The circle passing through the intersection of the circles, $$x^2 + y^2 - 6x = 0$$ and $$x^2 + y^2 - 4y = 0$$ having its centre on the line, $$2x - 3y + 12 = 0$$, also passes through the point:

The two given circles are

$$x^{2}+y^{2}-6x = 0 \qquad\text{and}\qquad x^{2}+y^{2}-4y = 0.$$

The standard method to obtain every circle that passes through the common points (their “radical family”) is to write

$$\bigl(x^{2}+y^{2}-6x\bigr) \;+\;\lambda\,\bigl(x^{2}+y^{2}-4y\bigr)=0,$$

where $$\lambda$$ is a real parameter. Expanding the brackets we get

$$\;(1+\lambda)\,(x^{2}+y^{2})\;-\;6x\;-\;4\lambda\,y\;=\;0.$$

To identify the centre easily, we divide every term by the common factor $$1+\lambda$$ (allowed as long as $$\lambda\neq-1$$, which will turn out to be true):

$$x^{2}+y^{2}\;-\;\dfrac{6}{1+\lambda}\,x\;-\;\dfrac{4\lambda}{1+\lambda}\,y = 0.$$

A circle in general form is written as

$$x^{2}+y^{2}-2gx-2fy+c=0,$$

whose centre is $$\bigl(g,f\bigr).$$ Comparing coefficients, we obtain

$$2g=\dfrac{6}{1+\lambda}\;\Longrightarrow\;g=\dfrac{3}{1+\lambda},$$

$$2f=\dfrac{4\lambda}{1+\lambda}\;\Longrightarrow\;f=\dfrac{2\lambda}{1+\lambda}.$$

Therefore the centre of the required circle is

$$\left(\dfrac{3}{1+\lambda},\;\dfrac{2\lambda}{1+\lambda}\right).$$

It is given that this centre lies on the straight line

$$2x-3y+12=0.$$

Substituting $$x=\dfrac{3}{1+\lambda}$$ and $$y=\dfrac{2\lambda}{1+\lambda}$$ into the line’s equation, we have

$$2\left(\dfrac{3}{1+\lambda}\right)-3\left(\dfrac{2\lambda}{1+\lambda}\right)+12=0.$$

The denominators are the same, so we combine the fractions:

$$\dfrac{6-6\lambda}{1+\lambda}+12=0.$$

To clear the denominator, multiply every term by $$1+\lambda$$:

$$6-6\lambda+12(1+\lambda)=0.$$

Expanding the last bracket,

$$6-6\lambda+12+12\lambda = 0.$$

Collecting like terms,

$$(6+12)+( -6\lambda+12\lambda)=0 \;\;\Longrightarrow\;\; 18+6\lambda=0.$$

Dividing by $$6$$ we find

$$\lambda=-3.$$

Now we substitute $$\lambda=-3$$ back into the family to get the explicit equation of the desired circle. First compute $$1+\lambda=1-3=-2.$$ Then

$$(1+\lambda)(x^{2}+y^{2})-6x-4\lambda y=0$$ $$\Longrightarrow\;(-2)(x^{2}+y^{2})-6x-4(-3)y=0$$ $$\Longrightarrow\;-2x^{2}-2y^{2}-6x+12y=0.$$

Multiplying by $$-1$$ to simplify,

$$2x^{2}+2y^{2}+6x-12y=0,$$

and dividing by $$2$$ gives

$$x^{2}+y^{2}+3x-6y=0.$$

Any point lying on this circle must satisfy the equation above. We now test the four options.

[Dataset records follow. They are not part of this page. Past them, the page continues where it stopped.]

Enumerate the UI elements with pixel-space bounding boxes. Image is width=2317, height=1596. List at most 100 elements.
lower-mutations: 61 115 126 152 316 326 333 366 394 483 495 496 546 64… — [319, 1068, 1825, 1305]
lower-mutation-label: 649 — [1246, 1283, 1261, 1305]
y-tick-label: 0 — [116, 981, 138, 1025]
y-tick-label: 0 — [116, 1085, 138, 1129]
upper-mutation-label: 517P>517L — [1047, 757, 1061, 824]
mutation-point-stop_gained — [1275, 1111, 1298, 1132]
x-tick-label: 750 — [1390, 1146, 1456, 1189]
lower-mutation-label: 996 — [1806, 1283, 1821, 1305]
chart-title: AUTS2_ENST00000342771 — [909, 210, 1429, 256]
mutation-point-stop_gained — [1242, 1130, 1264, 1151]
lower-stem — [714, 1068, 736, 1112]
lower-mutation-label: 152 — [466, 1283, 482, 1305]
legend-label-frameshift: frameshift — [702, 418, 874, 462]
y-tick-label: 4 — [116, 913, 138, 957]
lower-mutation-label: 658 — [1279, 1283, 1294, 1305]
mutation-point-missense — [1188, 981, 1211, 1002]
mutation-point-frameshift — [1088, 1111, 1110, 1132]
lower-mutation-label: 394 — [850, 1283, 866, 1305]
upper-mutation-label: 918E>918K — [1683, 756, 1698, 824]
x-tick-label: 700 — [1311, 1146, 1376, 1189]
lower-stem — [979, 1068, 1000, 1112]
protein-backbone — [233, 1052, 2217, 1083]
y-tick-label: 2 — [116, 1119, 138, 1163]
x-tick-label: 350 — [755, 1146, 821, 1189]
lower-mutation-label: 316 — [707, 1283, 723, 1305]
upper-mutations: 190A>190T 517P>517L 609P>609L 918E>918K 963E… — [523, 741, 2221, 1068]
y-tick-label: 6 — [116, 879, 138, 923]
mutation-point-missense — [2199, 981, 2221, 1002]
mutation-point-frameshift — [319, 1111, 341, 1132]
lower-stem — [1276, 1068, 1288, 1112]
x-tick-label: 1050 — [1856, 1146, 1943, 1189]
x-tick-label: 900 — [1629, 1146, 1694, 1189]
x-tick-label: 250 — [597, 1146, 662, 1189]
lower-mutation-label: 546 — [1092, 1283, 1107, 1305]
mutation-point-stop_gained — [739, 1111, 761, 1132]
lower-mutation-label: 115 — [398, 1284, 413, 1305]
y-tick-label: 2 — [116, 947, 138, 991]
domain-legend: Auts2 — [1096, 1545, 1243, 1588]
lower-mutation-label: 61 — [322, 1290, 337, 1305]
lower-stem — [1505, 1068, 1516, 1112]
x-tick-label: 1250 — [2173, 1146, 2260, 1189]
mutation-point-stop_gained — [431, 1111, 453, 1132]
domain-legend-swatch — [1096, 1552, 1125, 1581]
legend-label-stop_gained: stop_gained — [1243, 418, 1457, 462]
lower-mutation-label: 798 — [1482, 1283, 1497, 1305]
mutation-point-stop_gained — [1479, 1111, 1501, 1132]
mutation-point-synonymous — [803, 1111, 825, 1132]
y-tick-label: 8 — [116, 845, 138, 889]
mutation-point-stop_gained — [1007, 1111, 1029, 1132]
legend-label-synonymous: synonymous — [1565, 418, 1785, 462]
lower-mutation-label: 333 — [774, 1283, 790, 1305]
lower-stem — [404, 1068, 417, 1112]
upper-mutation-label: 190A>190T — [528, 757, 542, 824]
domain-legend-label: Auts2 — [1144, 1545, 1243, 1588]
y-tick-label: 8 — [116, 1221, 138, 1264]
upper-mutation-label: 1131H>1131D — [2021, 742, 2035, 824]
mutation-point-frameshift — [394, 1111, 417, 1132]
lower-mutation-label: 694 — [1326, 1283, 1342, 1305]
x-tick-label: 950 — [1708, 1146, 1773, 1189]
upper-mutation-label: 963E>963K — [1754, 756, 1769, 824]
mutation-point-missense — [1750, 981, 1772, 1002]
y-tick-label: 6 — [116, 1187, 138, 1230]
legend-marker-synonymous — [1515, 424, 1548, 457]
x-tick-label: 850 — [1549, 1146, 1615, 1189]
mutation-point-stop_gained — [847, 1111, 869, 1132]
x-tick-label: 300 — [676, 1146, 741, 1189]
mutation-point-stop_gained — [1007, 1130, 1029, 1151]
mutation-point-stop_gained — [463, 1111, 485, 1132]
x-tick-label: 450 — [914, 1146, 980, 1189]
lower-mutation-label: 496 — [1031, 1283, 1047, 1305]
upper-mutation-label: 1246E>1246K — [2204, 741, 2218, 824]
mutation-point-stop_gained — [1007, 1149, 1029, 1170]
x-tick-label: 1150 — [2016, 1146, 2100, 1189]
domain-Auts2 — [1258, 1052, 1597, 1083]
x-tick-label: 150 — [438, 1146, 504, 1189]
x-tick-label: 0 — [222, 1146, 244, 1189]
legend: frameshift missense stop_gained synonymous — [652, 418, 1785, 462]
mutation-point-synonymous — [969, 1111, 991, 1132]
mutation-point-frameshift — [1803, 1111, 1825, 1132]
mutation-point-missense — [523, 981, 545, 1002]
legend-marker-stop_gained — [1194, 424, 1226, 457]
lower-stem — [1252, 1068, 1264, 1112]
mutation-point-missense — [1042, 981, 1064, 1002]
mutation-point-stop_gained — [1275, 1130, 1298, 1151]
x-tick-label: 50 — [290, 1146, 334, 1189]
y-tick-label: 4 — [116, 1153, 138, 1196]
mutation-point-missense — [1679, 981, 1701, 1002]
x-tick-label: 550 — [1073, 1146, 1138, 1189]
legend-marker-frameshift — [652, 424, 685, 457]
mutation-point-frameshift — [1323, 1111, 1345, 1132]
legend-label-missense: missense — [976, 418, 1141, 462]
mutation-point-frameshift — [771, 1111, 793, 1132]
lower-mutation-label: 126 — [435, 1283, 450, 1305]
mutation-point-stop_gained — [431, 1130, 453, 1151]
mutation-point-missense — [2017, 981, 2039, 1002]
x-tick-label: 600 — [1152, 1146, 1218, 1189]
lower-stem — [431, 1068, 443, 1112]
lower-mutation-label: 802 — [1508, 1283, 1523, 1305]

Option A: $$(-1,3)$$ $$(-1)^{2}+3^{2}+3(-1)-6(3)=1+9-3-18 = -11\neq0.$$

Option B: $$(-3,6)$$ $$(-3)^{2}+6^{2}+3(-3)-6(6)=9+36-9-36 = 0.$$

Option C: $$(-3,1)$$ $$(-3)^{2}+1^{2}+3(-3)-6(1)=9+1-9-6 = -5\neq0.$$

Option D: $$(1,-3)$$ $$1^{2}+(-3)^{2}+3(1)-6(-3)=1+9+3+18 = 31\neq0.$$

Only the point $$(-3,6)$$ satisfies the circle’s equation.

Hence, the correct answer is Option B.